Beverage in hand, I get down to cleaning the data we have collected in the previous hour. While lassoing and eliminating outlying points, I find myself thinking about the intricate puzzle of Falkor’s operations. The creative work I do is self-sufficient. It is one of the things I love about being an independent cartoonist, but aboard Falkor, everyone has a role to play, and a specialized set of skills to bring that role to life.

Strength in Diversity

Marine Geologist Jonathan Tree helps write small programs that update our data logs more efficiently. Lead Technician Colleen Peters braves manuals and customer support lines to ensure that snags and lags in our software are sent to an early grave.

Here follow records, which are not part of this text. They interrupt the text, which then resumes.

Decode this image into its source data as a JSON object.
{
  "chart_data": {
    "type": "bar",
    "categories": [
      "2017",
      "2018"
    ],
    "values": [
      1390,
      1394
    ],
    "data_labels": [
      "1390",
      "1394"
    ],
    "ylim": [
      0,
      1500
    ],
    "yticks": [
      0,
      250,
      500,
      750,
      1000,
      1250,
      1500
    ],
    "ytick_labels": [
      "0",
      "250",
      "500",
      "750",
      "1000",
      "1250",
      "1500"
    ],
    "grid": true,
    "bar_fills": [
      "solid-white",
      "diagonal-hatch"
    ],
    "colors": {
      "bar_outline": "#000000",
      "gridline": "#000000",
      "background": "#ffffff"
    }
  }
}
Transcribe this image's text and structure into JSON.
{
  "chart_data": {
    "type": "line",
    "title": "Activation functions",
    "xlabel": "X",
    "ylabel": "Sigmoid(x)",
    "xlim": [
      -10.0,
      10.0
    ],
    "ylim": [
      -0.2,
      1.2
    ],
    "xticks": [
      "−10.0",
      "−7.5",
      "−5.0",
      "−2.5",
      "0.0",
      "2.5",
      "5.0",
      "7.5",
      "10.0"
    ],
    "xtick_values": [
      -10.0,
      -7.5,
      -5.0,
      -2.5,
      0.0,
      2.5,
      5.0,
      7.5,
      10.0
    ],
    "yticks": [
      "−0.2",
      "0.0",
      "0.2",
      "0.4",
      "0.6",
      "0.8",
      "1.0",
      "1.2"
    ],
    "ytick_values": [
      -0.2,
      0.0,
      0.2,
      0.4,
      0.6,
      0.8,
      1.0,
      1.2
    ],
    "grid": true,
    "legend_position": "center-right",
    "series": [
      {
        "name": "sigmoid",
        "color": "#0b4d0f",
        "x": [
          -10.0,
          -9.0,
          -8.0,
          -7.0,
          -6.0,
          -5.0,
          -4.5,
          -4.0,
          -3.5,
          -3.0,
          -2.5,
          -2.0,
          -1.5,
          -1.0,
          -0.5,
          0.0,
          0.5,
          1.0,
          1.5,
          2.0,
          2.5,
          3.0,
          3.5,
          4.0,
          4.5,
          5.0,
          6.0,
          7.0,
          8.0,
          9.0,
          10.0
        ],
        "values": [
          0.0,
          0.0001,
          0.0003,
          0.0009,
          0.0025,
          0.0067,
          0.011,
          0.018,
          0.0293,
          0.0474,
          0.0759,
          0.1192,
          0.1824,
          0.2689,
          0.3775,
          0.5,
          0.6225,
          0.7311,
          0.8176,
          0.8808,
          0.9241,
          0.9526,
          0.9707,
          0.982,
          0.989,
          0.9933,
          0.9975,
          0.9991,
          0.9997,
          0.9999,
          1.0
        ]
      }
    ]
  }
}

Lead Scientist John Smith regales us with stories of working with ROVs, bringing insight into how this data might be used by NOAA’s Okeanos, scheduled for a diving expedition in this region later in 2017. Each member of the crew provides a different perspective and helps keep the vessel humming along, day after day and night after night.

Julianna Diehl, Colleen Peters, and Mike Coons keep operations running smoothly in the science control room.SOI/Lucy Bellwood
Everything in Balance

While waiting for new data to load, I switch to inking the pages I was penciling last night, carefully going over the layouts with a felt-tip brush pen. With 11 pages of playful-yet-dense summarization to crank through before we make landfall on the 16th, it is a tight turnaround, but I think I will be able to make it. I have already enjoyed trying to capture the likenesses and character quirks of our various team members, and now it is time to bring the whole operation together.

The rhythms of inking are familiar to me, so it is nice to return to them in between feeling my way around the mapping software. I knew nothing of this research before arriving on board two weeks ago, and the data cleanup work I am doing is not extremely technical, but it ties me more tightly to the fabric of our venture. Balancing a pad of Bristol board on one knee with my left hand while tidying data with my right feels fitting—a mediation between art and science.

Comic pages are first laid out, sketched, and lettered in blue pencil, then inked over carefully in pen. Each page can take up to five hours from script to ink.SOI/Lucy Bellwood

This is something I have always enjoyed about sailing. We may not be sweating halyards in a line on the foredeck, but entering this watch rotation brings about a similar feeling of camaraderie and teamwork. The picture is too big to comprehend alone: we have to cooperate.